The following act, Japan’s own Audio Active, slowed the pace only slightly with their dub grooves and hard-core thrash: less pogoing, more actual dancing. The lead singer exhorted the crowd to “smoke that skanky weed” without specifying where we could actually get any of that skanky weed. (At this point it was even difficult to score a Coke.)
UK’s Asian Dub Foundation took the stage as the sun set over the Tokyo waterfront. Plagued by technical problems at first, it took them a while to hit their stride, but once they did their irresistible vibe reached all the way over to the Green Stage and pulled quite a few stragglers who’d grown disenchanted with Ian Brown’s musical equivocations. ADB’s music is upbeat, intoxicating, politically engaged, and inclusive, and the audience clearly appreciated the internationalist sentiments as much as they dug the beats. When the band did a cover of a Nusret Fateh Ali Khan chant, the crowd erupted in cheers of pan-Asian solidarity.

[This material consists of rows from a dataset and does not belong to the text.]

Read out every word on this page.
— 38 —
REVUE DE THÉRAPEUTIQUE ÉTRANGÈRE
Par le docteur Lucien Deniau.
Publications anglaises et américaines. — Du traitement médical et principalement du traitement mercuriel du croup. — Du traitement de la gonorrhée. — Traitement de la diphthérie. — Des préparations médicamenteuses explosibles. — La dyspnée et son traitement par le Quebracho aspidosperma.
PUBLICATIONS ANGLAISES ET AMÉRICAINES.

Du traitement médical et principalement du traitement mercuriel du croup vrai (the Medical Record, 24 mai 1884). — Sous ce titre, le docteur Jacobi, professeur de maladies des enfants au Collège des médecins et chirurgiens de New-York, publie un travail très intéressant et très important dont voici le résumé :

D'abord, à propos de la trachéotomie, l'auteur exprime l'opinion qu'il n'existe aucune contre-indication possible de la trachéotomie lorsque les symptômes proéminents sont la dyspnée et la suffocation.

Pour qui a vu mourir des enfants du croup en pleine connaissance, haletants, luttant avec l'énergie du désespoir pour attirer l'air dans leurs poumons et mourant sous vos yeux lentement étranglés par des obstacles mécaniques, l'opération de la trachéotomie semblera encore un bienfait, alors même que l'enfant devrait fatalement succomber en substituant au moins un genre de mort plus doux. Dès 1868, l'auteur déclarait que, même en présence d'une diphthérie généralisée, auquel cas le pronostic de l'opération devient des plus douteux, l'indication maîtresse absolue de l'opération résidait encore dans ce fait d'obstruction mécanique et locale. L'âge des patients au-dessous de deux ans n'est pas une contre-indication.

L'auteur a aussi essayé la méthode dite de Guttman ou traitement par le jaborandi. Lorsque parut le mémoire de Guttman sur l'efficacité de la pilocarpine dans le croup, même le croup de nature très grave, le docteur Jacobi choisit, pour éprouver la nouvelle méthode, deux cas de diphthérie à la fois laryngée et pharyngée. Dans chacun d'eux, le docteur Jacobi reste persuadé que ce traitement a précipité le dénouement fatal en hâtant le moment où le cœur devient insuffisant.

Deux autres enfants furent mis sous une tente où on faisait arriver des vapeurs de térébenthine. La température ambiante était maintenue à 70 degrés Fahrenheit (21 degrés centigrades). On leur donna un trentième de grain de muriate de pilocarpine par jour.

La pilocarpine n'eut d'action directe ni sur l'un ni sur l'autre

It became obvious, however, about ten minutes into Goldie’s jungle set that most of the people who’d waited so long for his crew to set up (all those lights) had simply done so out of curiosity. Goldie started out with a piercingly dissonant soundscape that seemed to be what these kids wanted, but he soon brought out his vocalist, soul singer Diane Charlemagne, and from there the music settled into a rhythmic gridlock of percussion effects and woozy melody lines. It was music for chilling, for a club with comfortable chairs, and though the sweaty zombies in front of the stage looked as if they could use a good chill, they were filled with too much beer owing to the fact that the soft drink vendors ran out two hours earlier. The Prodigy beckoned.
–Y’all come back now, y’hear–
The eventualities were covered. Something like 700 people were treated for dehydration and heat exhaustion, but only seven had to be hospitalized. As far as I know there were no fights and I’m almost positive there were no drug overdoses. The toilets worked. People for the most part cleaned up after themselves. Those are pretty good percentages for rock’n roll.
I would even venture to guess that the vast majority of ticketholders enjoyed themselves. This might seem a strange thing to say since we are talking about an entertainment event, but think about it. Why would anyone pay twelve thousand yen to stand for hours on end under a hot sun on soggy ground cheek-to-jowl with thousands of strangers just to listen to music that would sound much better on their stereo at home?
Rock’n roll has always been an extreme form of recreation, maybe not as extreme as climbing Mt. Everest, but really good music takes something out of you. And according to the law of cognitive dissonance, the farther the extremes you go to in order to enjoy something, the more you will enjoy it. Which means I’ll probably go to the next Fuji Rock Festival, even if it’s in Osaka.